A descoberta mostra que a anatomia torácica sofisticada evoluiu surpreendentemente cedo na história dos crocodilos.
“Essas características indicam que, apesar de ser um animal primitivo, já estava muito bem adaptado ao estilo de vida semiaquático”, concluiu Castillo-Vieza.
Um possível padrão de cores de 125 milhões de anos
Talvez a descoberta mais surpreendente envolva a cauda do animal.
Sob luz ultravioleta, faixas alternadas de luz e escuridão são visíveis ao longo da cauda em algumas escamas na área caudal. Os pesquisadores interpretam essas faixas como possíveis evidências da coloração original do animal.
O padrão pode ter funcionado como uma camuflagem perturbadora, quebrando claramente o contorno do crocodilo e tornando mais difícil distingui-lo do ambiente. Se essa interpretação for confirmada, Montsequosuchus Se tornaria o crocodilo mais antigo conhecido com evidências de coloração preservadas.

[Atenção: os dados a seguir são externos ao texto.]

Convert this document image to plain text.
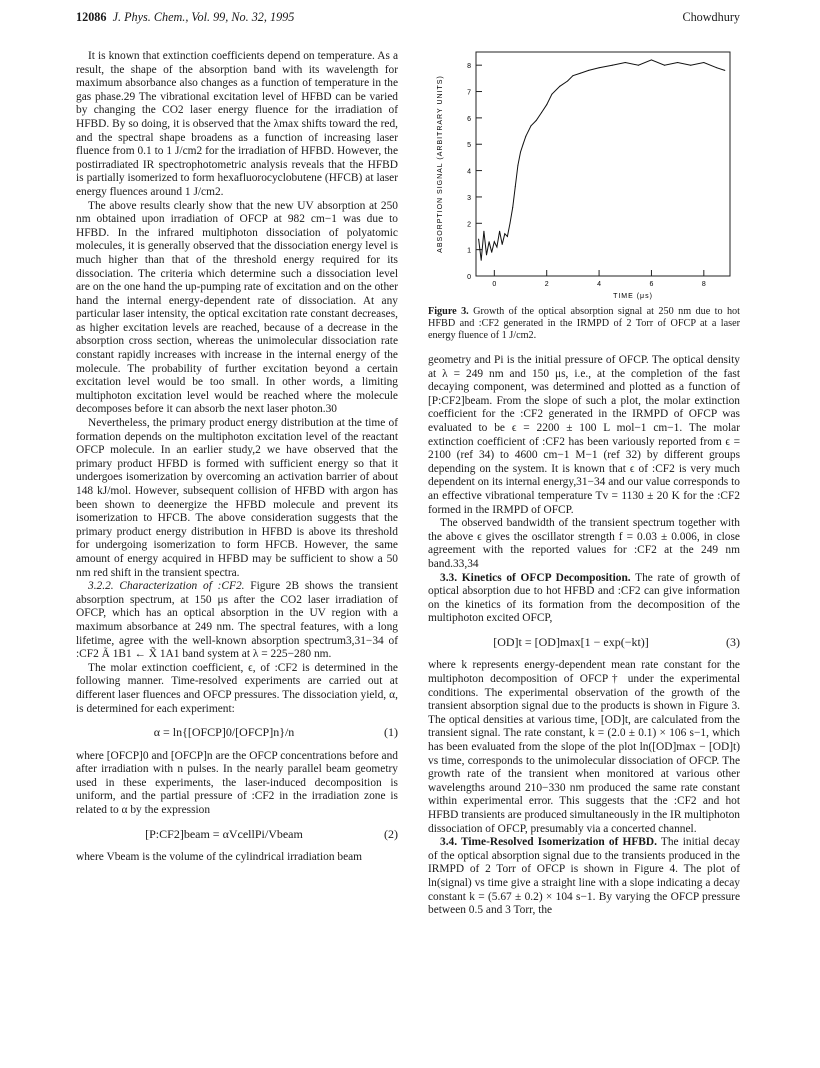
12086 J. Phys. Chem., Vol. 99, No. 32, 1995	Chowdhury

It is known that extinction coefficients depend on temperature. As a result, the shape of the absorption band with its wavelength for maximum absorbance also changes as a function of temperature in the gas phase.29 The vibrational excitation level of HFBD can be varied by changing the CO2 laser energy fluence for the irradiation of HFBD. By so doing, it is observed that the λmax shifts toward the red, and the spectral shape broadens as a function of increasing laser fluence from 0.1 to 1 J/cm2 for the irradiation of HFBD. However, the postirradiated IR spectrophotometric analysis reveals that the HFBD is partially isomerized to form hexafluorocyclobutene (HFCB) at laser energy fluences around 1 J/cm2.

The above results clearly show that the new UV absorption at 250 nm obtained upon irradiation of OFCP at 982 cm−1 was due to HFBD. In the infrared multiphoton dissociation of polyatomic molecules, it is generally observed that the dissociation energy level is much higher than that of the threshold energy required for its dissociation. The criteria which determine such a dissociation level are on the one hand the up-pumping rate of excitation and on the other hand the internal energy-dependent rate of dissociation. At any particular laser intensity, the optical excitation rate constant decreases, as higher excitation levels are reached, because of a decrease in the absorption cross section, whereas the unimolecular dissociation rate constant rapidly increases with increase in the internal energy of the molecule. The probability of further excitation beyond a certain excitation level would be too small. In other words, a limiting multiphoton excitation level would be reached where the molecule decomposes before it can absorb the next laser photon.30

Nevertheless, the primary product energy distribution at the time of formation depends on the multiphoton excitation level of the reactant OFCP molecule. In an earlier study,2 we have observed that the primary product HFBD is formed with sufficient energy so that it undergoes isomerization by overcoming an activation barrier of about 148 kJ/mol. However, subsequent collision of HFBD with argon has been shown to deenergize the HFBD molecule and prevent its isomerization to HFCB. The above consideration suggests that the primary product energy distribution in HFBD is above its threshold for undergoing isomerization to form HFCB. However, the same amount of energy acquired in HFBD may be sufficient to show a 50 nm red shift in the transient spectra.

3.2.2. Characterization of :CF2. Figure 2B shows the transient absorption spectrum, at 150 μs after the CO2 laser irradiation of OFCP, which has an optical absorption in the UV region with a maximum absorbance at 249 nm. The spectral features, with a long lifetime, agree with the well-known absorption spectrum3,31−34 of :CF2 Ã 1B1 ← X̃ 1A1 band system at λ = 225−280 nm.

The molar extinction coefficient, ϵ, of :CF2 is determined in the following manner. Time-resolved experiments are carried out at different laser fluences and OFCP pressures. The dissociation yield, α, is determined for each experiment:

α = ln{[OFCP]0/[OFCP]n}/n	(1)

where [OFCP]0 and [OFCP]n are the OFCP concentrations before and after irradiation with n pulses. In the nearly parallel beam geometry used in these experiments, the laser-induced decomposition is uniform, and the partial pressure of :CF2 in the irradiation zone is related to α by the expression

[P:CF2]beam = αVcellPi/Vbeam	(2)

where Vbeam is the volume of the cylindrical irradiation beam

0
1
2
3
4
5
6
7
8
0	2	4	6	8
ABSORPTION SIGNAL (ARBITRARY UNITS)
TIME (μs)
Figure 3. Growth of the optical absorption signal at 250 nm due to hot HFBD and :CF2 generated in the IRMPD of 2 Torr of OFCP at a laser energy fluence of 1 J/cm2.

geometry and Pi is the initial pressure of OFCP. The optical density at λ = 249 nm and 150 μs, i.e., at the completion of the fast decaying component, was determined and plotted as a function of [P:CF2]beam. From the slope of such a plot, the molar extinction coefficient for the :CF2 generated in the IRMPD of OFCP was evaluated to be ϵ = 2200 ± 100 L mol−1 cm−1. The molar extinction coefficient of :CF2 has been variously reported from ϵ = 2100 (ref 34) to 4600 cm−1 M−1 (ref 32) by different groups depending on the system. It is known that ϵ of :CF2 is very much dependent on its internal energy,31−34 and our value corresponds to an effective vibrational temperature Tv = 1130 ± 20 K for the :CF2 formed in the IRMPD of OFCP.

The observed bandwidth of the transient spectrum together with the above ϵ gives the oscillator strength f = 0.03 ± 0.006, in close agreement with the reported values for :CF2 at the 249 nm band.33,34

3.3. Kinetics of OFCP Decomposition. The rate of growth of optical absorption due to hot HFBD and :CF2 can give information on the kinetics of its formation from the decomposition of the multiphoton excited OFCP,

[OD]t = [OD]max[1 − exp(−kt)]	(3)

where k represents energy-dependent mean rate constant for the multiphoton decomposition of OFCP† under the experimental conditions. The experimental observation of the growth of the transient absorption signal due to the products is shown in Figure 3. The optical densities at various time, [OD]t, are calculated from the transient signal. The rate constant, k = (2.0 ± 0.1) × 106 s−1, which has been evaluated from the slope of the plot ln([OD]max − [OD]t) vs time, corresponds to the unimolecular dissociation of OFCP. The growth rate of the transient when monitored at various other wavelengths around 210−330 nm produced the same rate constant within experimental error. This suggests that the :CF2 and hot HFBD transients are produced simultaneously in the IR multiphoton dissociation of OFCP, presumably via a concerted channel.

3.4. Time-Resolved Isomerization of HFBD. The initial decay of the optical absorption signal due to the transients produced in the IRMPD of 2 Torr of OFCP is shown in Figure 4. The plot of ln(signal) vs time give a straight line with a slope indicating a decay constant k = (5.67 ± 0.2) × 104 s−1. By varying the OFCP pressure between 0.5 and 3 Torr, the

Os cientistas ainda não conseguiram determinar as cores exatas que deram origem ao padrão.
O artigo foi coautor de Albert G. “No momento não podemos dizer com certeza qual era a cor da cauda do crocodilo, mas seria de se esperar que não fosse muito diferente da espécie atual, que também apresenta padrões de cores diferentes”, explica Seles.

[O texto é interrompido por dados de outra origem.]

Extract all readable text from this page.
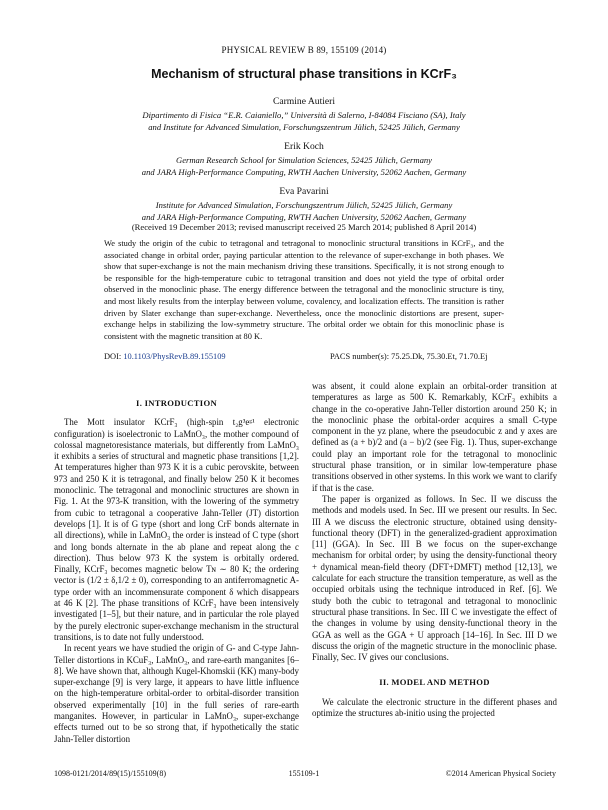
PHYSICAL REVIEW B 89, 155109 (2014)
Mechanism of structural phase transitions in KCrF₃
Carmine Autieri
Dipartimento di Fisica “E.R. Caianiello,” Università di Salerno, I-84084 Fisciano (SA), Italy
and Institute for Advanced Simulation, Forschungszentrum Jülich, 52425 Jülich, Germany
Erik Koch
German Research School for Simulation Sciences, 52425 Jülich, Germany
and JARA High-Performance Computing, RWTH Aachen University, 52062 Aachen, Germany
Eva Pavarini
Institute for Advanced Simulation, Forschungszentrum Jülich, 52425 Jülich, Germany
and JARA High-Performance Computing, RWTH Aachen University, 52062 Aachen, Germany
(Received 19 December 2013; revised manuscript received 25 March 2014; published 8 April 2014)
We study the origin of the cubic to tetragonal and tetragonal to monoclinic structural transitions in KCrF₃, and the associated change in orbital order, paying particular attention to the relevance of super-exchange in both phases. We show that super-exchange is not the main mechanism driving these transitions. Specifically, it is not strong enough to be responsible for the high-temperature cubic to tetragonal transition and does not yield the type of orbital order observed in the monoclinic phase. The energy difference between the tetragonal and the monoclinic structure is tiny, and most likely results from the interplay between volume, covalency, and localization effects. The transition is rather driven by Slater exchange than super-exchange. Nevertheless, once the monoclinic distortions are present, super-exchange helps in stabilizing the low-symmetry structure. The orbital order we obtain for this monoclinic phase is consistent with the magnetic transition at 80 K.
DOI: 10.1103/PhysRevB.89.155109	PACS number(s): 75.25.Dk, 75.30.Et, 71.70.Ej
I. INTRODUCTION

The Mott insulator KCrF₃ (high-spin t₂g³eᵍ¹ electronic configuration) is isoelectronic to LaMnO₃, the mother compound of colossal magnetoresistance materials, but differently from LaMnO₃ it exhibits a series of structural and magnetic phase transitions [1,2]. At temperatures higher than 973 K it is a cubic perovskite, between 973 and 250 K it is tetragonal, and finally below 250 K it becomes monoclinic. The tetragonal and monoclinic structures are shown in Fig. 1. At the 973-K transition, with the lowering of the symmetry from cubic to tetragonal a cooperative Jahn-Teller (JT) distortion develops [1]. It is of G type (short and long CrF bonds alternate in all directions), while in LaMnO₃ the order is instead of C type (short and long bonds alternate in the ab plane and repeat along the c direction). Thus below 973 K the system is orbitally ordered. Finally, KCrF₃ becomes magnetic below Tɴ ∼ 80 K; the ordering vector is (1/2 ± δ,1/2 ± 0), corresponding to an antiferromagnetic A-type order with an incommensurate component δ which disappears at 46 K [2]. The phase transitions of KCrF₃ have been intensively investigated [1–5], but their nature, and in particular the role played by the purely electronic super-exchange mechanism in the structural transitions, is to date not fully understood.

In recent years we have studied the origin of G- and C-type Jahn-Teller distortions in KCuF₃, LaMnO₃, and rare-earth manganites [6–8]. We have shown that, although Kugel-Khomskii (KK) many-body super-exchange [9] is very large, it appears to have little influence on the high-temperature orbital-order to orbital-disorder transition observed experimentally [10] in the full series of rare-earth manganites. However, in particular in LaMnO₃, super-exchange effects turned out to be so strong that, if hypothetically the static Jahn-Teller distortion

was absent, it could alone explain an orbital-order transition at temperatures as large as 500 K. Remarkably, KCrF₃ exhibits a change in the co-operative Jahn-Teller distortion around 250 K; in the monoclinic phase the orbital-order acquires a small C-type component in the yz plane, where the pseudocubic z and y axes are defined as (a + b)/2 and (a − b)/2 (see Fig. 1). Thus, super-exchange could play an important role for the tetragonal to monoclinic structural phase transition, or in similar low-temperature phase transitions observed in other systems. In this work we want to clarify if that is the case.

The paper is organized as follows. In Sec. II we discuss the methods and models used. In Sec. III we present our results. In Sec. III A we discuss the electronic structure, obtained using density-functional theory (DFT) in the generalized-gradient approximation [11] (GGA). In Sec. III B we focus on the super-exchange mechanism for orbital order; by using the density-functional theory + dynamical mean-field theory (DFT+DMFT) method [12,13], we calculate for each structure the transition temperature, as well as the occupied orbitals using the technique introduced in Ref. [6]. We study both the cubic to tetragonal and tetragonal to monoclinic structural phase transitions. In Sec. III C we investigate the effect of the changes in volume by using density-functional theory in the GGA as well as the GGA + U approach [14–16]. In Sec. III D we discuss the origin of the magnetic structure in the monoclinic phase. Finally, Sec. IV gives our conclusions.

II. MODEL AND METHOD

We calculate the electronic structure in the different phases and optimize the structures ab-initio using the projected

1098-0121/2014/89(15)/155109(8)	155109-1	©2014 American Physical Society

As descobertas fornecem novas pistas sobre a evolução inicial da pele, respiração e anatomia externa dos crocodilomorfos. Destacam também a importância científica do registo fóssil catalão para a reconstrução da história evolutiva dos vertebrados.
Oscar Castillo-Visa e Albert G. Além de Seles, participaram da pesquisa Angel Galobart (diretor do Instituto Català de Palaeontologia Mikel Crusafont e do Museu Conca-della) e Phil Bell, da Universidade da Nova Inglaterra.

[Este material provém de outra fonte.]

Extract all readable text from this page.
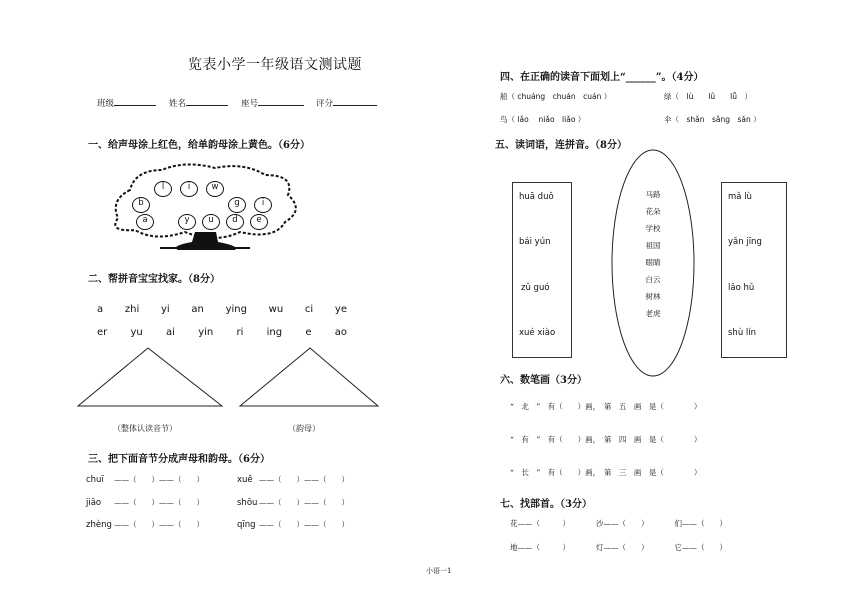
览表小学一年级语文测试题
班级	姓名	座号	评分
一、给声母涂上红色，给单韵母涂上黄色。（6分）
l	i	w
b	g	i
a	y	u	d	e
二、帮拼音宝宝找家。（8分）
a zhi yi an ying wu ci ye
er yu ai yin ri ing e ao
（整体认读音节）	（韵母）
三、把下面音节分成声母和韵母。（6分）
chuī ——（　　）——（　　）	xuě ——（　　）——（　　）
jiāo ——（　　）——（　　）	shōu ——（　　）——（　　）
zhèng ——（　　）——（　　）	qīng ——（　　）——（　　）
四、在正确的读音下面划上“______”。（4分）
船（ chuáng　chuán　cuán ）	绿（　lù　　lǜ　　lǖ　）
鸟（ lǎo　 niǎo　liǎo ）	伞（　shǎn　sǎng　sǎn ）
五、读词语，连拼音。（8分）
huā duǒ
bái yún
zǔ guó
xué xiào
马路
花朵
学校
祖国
眼睛
白云
树林
老虎
mǎ lù
yǎn jīng
lǎo hǔ
shù lín
六、数笔画（3分）
“　北　”　有（　　）画，　第　五　画　是（　　　　）
“　有　”　有（　　）画，　第　四　画　是（　　　　）
“　长　”　有（　　）画，　第　三　画　是（　　　　）
七、找部首。（3分）
花——（　　　）	沙——（　　）	们——（　　）
地——（　　　）	灯——（　　）	它——（　　）
小语一1
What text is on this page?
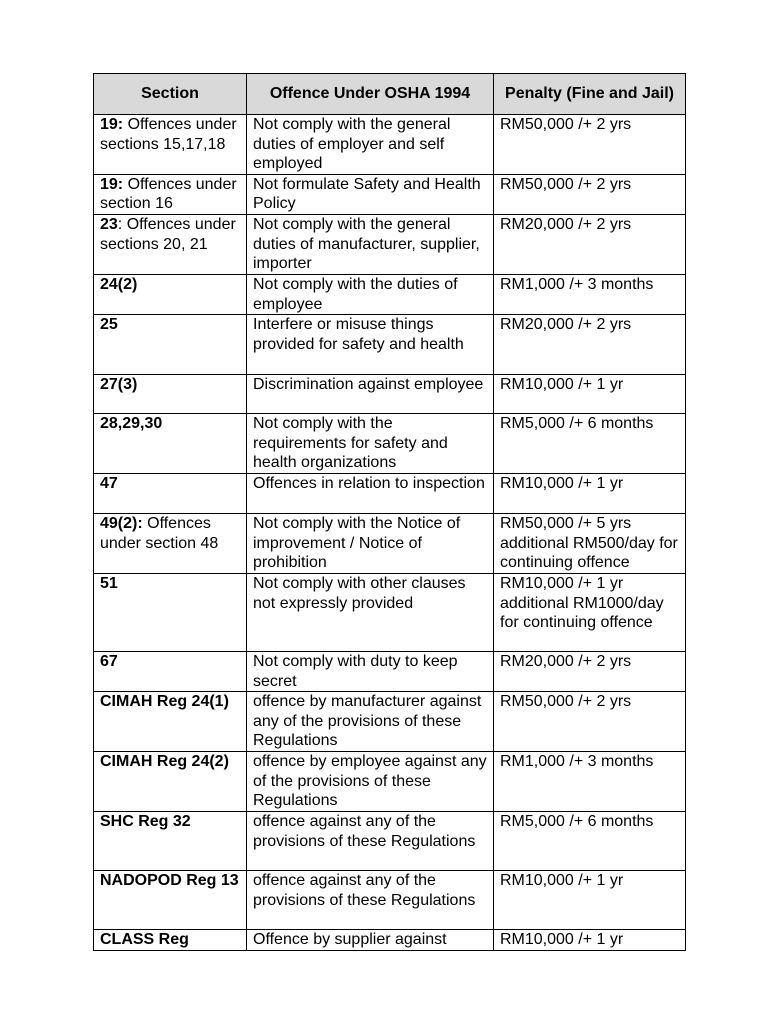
Section	Offence Under OSHA 1994	Penalty (Fine and Jail)
19: Offences under sections 15,17,18	Not comply with the general duties of employer and self employed	RM50,000 /+ 2 yrs
19: Offences under section 16	Not formulate Safety and Health Policy	RM50,000 /+ 2 yrs
23: Offences under sections 20, 21	Not comply with the general duties of manufacturer, supplier, importer	RM20,000 /+ 2 yrs
24(2)	Not comply with the duties of employee	RM1,000 /+ 3 months
25	Interfere or misuse things provided for safety and health	RM20,000 /+ 2 yrs
27(3)	Discrimination against employee	RM10,000 /+ 1 yr
28,29,30	Not comply with the requirements for safety and health organizations	RM5,000 /+ 6 months
47	Offences in relation to inspection	RM10,000 /+ 1 yr
49(2): Offences under section 48	Not comply with the Notice of improvement / Notice of prohibition	RM50,000 /+ 5 yrs additional RM500/day for continuing offence
51	Not comply with other clauses not expressly provided	RM10,000 /+ 1 yr additional RM1000/day for continuing offence
67	Not comply with duty to keep secret	RM20,000 /+ 2 yrs
CIMAH Reg 24(1)	offence by manufacturer against any of the provisions of these Regulations	RM50,000 /+ 2 yrs
CIMAH Reg 24(2)	offence by employee against any of the provisions of these Regulations	RM1,000 /+ 3 months
SHC Reg 32	offence against any of the provisions of these Regulations	RM5,000 /+ 6 months
NADOPOD Reg 13	offence against any of the provisions of these Regulations	RM10,000 /+ 1 yr
CLASS Reg	Offence by supplier against	RM10,000 /+ 1 yr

A investigação é financiada principalmente pelos projetos VEBPI, PLEC2021-007903 e ARQ001SOL-173-2022, com o apoio do Ministério da Ciência, Inovação e Universidades, do programa NextGenerationEU/PRTR, do Departamento de Cultura da Generalitat de Catalunya e do programa CERCA.
La Pedrera de Mea, um extraordinário sítio fóssil
Pedrera de Meia é considerada uma das depósito conservadoTermo usado para sítios fósseis com preservação excepcional. Nesses locais, os fósseis podem reter não apenas ossos e outros tecidos duros, mas também estruturas moles delicadas que geralmente são perdidas durante a fossilização.
Essa preservação excepcional fez de Pedrera de Mea um importante local para o estudo de peixes, anfíbios, répteis e plantas do Cretáceo Inferior. Mais de 8.000 espécimes fósseis foram recuperados lá até agora.
Os fósseis do local podem ser vistos no Centro de Interpretação Montsec de Meia, na cidade de Vilanova de Meia, onde estão expostos mais de 100 exemplares excepcionalmente preservados. O Origins Geopark também criou um site Ele contém muitos dos fósseis mais representativos do local.
O registo fóssil inclui uma notável diversidade de vertebrados e plantas, como aranhas, moscas, vespas ou besouros, larvas de insectos, crustáceos, peixes e anfíbios. está entre eles monteschiaA primeira angiosperma conhecida no mundo. O centro também faz parte do projeto “Dinossauros dos Pirenéus”, uma rede de museus e centros de interpretação que exibe o rico registo paleontológico dos Pirenéus Catalães.